Wednesday, February 21, 2007

View from the top

Last week I was leaving the shores of Dubai heading back home - again! I was rostered onto this flight and weighed up the offers of swaps from other crew and decided that it was far too cold in Europe to be giving up a sunny Brisbane just yet.

We were blessed to have two truly delightful cockpit crew who were very encouraging of the rest of the crew to use the spare jump seats in the cockpit for take off and landings. Luckily I was in an "additional" position coming into Brisbane which meant I wasn't responsible for operating a door and was able to take up the enticing offer of a front row seat for touch down. The flight path which we take coming into the airport leads us over the heart of Brisbane city. I gazed down over the glassy, snaking river and the cluster of tall city buildings, with their tops reaching up into the golden morning sunshine. Looking out over the city made me feel very lucky to think that not only was this beautiful place my 'home', but that I was experiencing the view from inside the cockpit! Had someone told me two years ago that I would be enjoying an early morning vista of my hometown from behind the pilot I wouldn't have believed it for a second. Of all the views we see on landing, my favourites by far are the Australian cities.
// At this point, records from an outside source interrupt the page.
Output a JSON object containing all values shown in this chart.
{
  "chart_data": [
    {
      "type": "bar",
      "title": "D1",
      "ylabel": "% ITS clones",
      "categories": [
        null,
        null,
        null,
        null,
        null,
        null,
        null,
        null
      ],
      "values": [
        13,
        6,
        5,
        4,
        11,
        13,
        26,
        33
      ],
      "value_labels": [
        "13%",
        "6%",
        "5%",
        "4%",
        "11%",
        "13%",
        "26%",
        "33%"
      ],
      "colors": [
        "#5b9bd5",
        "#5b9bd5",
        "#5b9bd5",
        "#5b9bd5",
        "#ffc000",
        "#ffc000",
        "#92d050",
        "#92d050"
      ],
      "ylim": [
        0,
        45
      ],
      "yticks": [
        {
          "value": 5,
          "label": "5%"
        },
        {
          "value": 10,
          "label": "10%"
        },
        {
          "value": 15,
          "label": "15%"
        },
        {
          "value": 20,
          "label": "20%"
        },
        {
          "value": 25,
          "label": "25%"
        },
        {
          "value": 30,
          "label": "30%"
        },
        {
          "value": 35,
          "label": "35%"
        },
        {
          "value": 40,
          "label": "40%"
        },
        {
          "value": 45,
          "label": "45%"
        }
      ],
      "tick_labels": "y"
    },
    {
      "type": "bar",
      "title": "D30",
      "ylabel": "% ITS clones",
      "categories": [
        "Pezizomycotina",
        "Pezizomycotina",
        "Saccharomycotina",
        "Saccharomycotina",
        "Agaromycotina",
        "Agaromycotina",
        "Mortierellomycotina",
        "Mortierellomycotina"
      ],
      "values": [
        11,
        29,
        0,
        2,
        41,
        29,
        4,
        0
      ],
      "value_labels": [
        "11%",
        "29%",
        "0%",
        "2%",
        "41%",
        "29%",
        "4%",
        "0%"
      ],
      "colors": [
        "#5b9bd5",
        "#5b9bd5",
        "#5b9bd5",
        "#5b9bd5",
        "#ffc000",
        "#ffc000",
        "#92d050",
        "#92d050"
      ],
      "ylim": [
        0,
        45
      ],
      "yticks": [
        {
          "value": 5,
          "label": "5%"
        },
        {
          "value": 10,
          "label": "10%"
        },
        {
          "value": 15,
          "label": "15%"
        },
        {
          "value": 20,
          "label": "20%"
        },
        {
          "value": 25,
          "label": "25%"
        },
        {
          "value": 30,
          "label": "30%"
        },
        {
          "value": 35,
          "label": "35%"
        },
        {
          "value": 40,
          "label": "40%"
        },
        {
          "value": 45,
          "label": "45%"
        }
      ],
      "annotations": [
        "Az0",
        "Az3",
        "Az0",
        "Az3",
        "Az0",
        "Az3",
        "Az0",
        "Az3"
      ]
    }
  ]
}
The day before our Brisbane arrival we spent a night in Singapore. For lunch that day I shared, with one of the other crew, a very large selection of freshly steamed dumplings before we perused the shops. I really enjoy looking through the markets and shops there, I have found that the clothing and accessories are so very cute with such interesting little details - the shoes I bought are testament to that! I stumbled across these gems and instantly fell in love, but quickly recalled my previous attempts at shoe shopping in this fair city and how my measly size 36/6.5 foot was not catered for in this civilisation of pint-sized citizens where the average shoe size must be equivalent to that of a small child. After a few minutes of standing and staring at the heels, imagining them on my feet in a scene reminiscent of a 1950's musical with tuxedo clad men and a spiral staircase, I decided to give the shoes a go. Yes, they fit (just) and my faith in Singapore's shoe industry has once again been restored.

Sunday, February 11, 2007

Shanghai Surprise

Before I start loading up my suitcase the night before a trip I will usually jump online and check temperature forecasts for that particular city, so most of the time the clothes I pack are sufficient, however this time I was way off. Rather than the comfortable 20 degrees which I was anticipating, Shanghai took a turn for the worse and was instead an arctic 5 degrees. I took some comfort in knowing that most of the other crew also underestimated the frosty conditions and thus we responded by layering every item of clothing which we had packed for our trip before heading into downtown Shanghai.

As soon as we had left the warmth of our hotel shuttle bus in front of the underground markets we were seized upon by so many 'shop pimps' smiling and waving at us that for a moment I actually thought it was a large group of Chinese tourists coming to say hello. We burrowed through the circle of retail enticement and began our self guided underground adventure. I was a (cold) woman on a mission - to purchase a knee length wool coat, and after receiving affirmations from many other people that Shanghai was a fabulous destination for shopping I was confident I was going to be walking away, warmer, and with a lighter wallet.

By the end of the day I had settled on two gorgeous knee length coats - a dusty pink cashmere number and the other a heavy wool Wedgwood-blue coat - both at ridiculously cheap prices. The day's shopping experience left us all with an insatiable appetite and my craving for hokkien noodles was catered for by a street vendor selling the yummiest noodles, made to order over an open flame from his travelling wok-shop. It didn't matter that neither of us shared a common language, I just pointed to the big bowls of ingredients which I wanted and in a couple of minutes I was making quick work of my steaming dinner. The serving was enough to feed a small army and all for the price of 5 Yuan (about $A0.85), I paid ten times that amount for packs of Maggi noodles during my university days!!

To symbolise the upcoming Chinese New Year, the hotel which we stayed in had a beautiful leafless tree set up in the middle of the foyer. In the place of leaves were little bright red packets which blew furiously in the wind every time the front doors would open. My Chinese friends Wah and Man had previously told me about these tiny envelopes and how they are given (usually by married or elderly members of the family) to single young people during the New Year celebrations and should always contain money. As you can imagine questions were raised from myself and the other single girls in our crew as to the whereabouts of our lucky red packets of cash!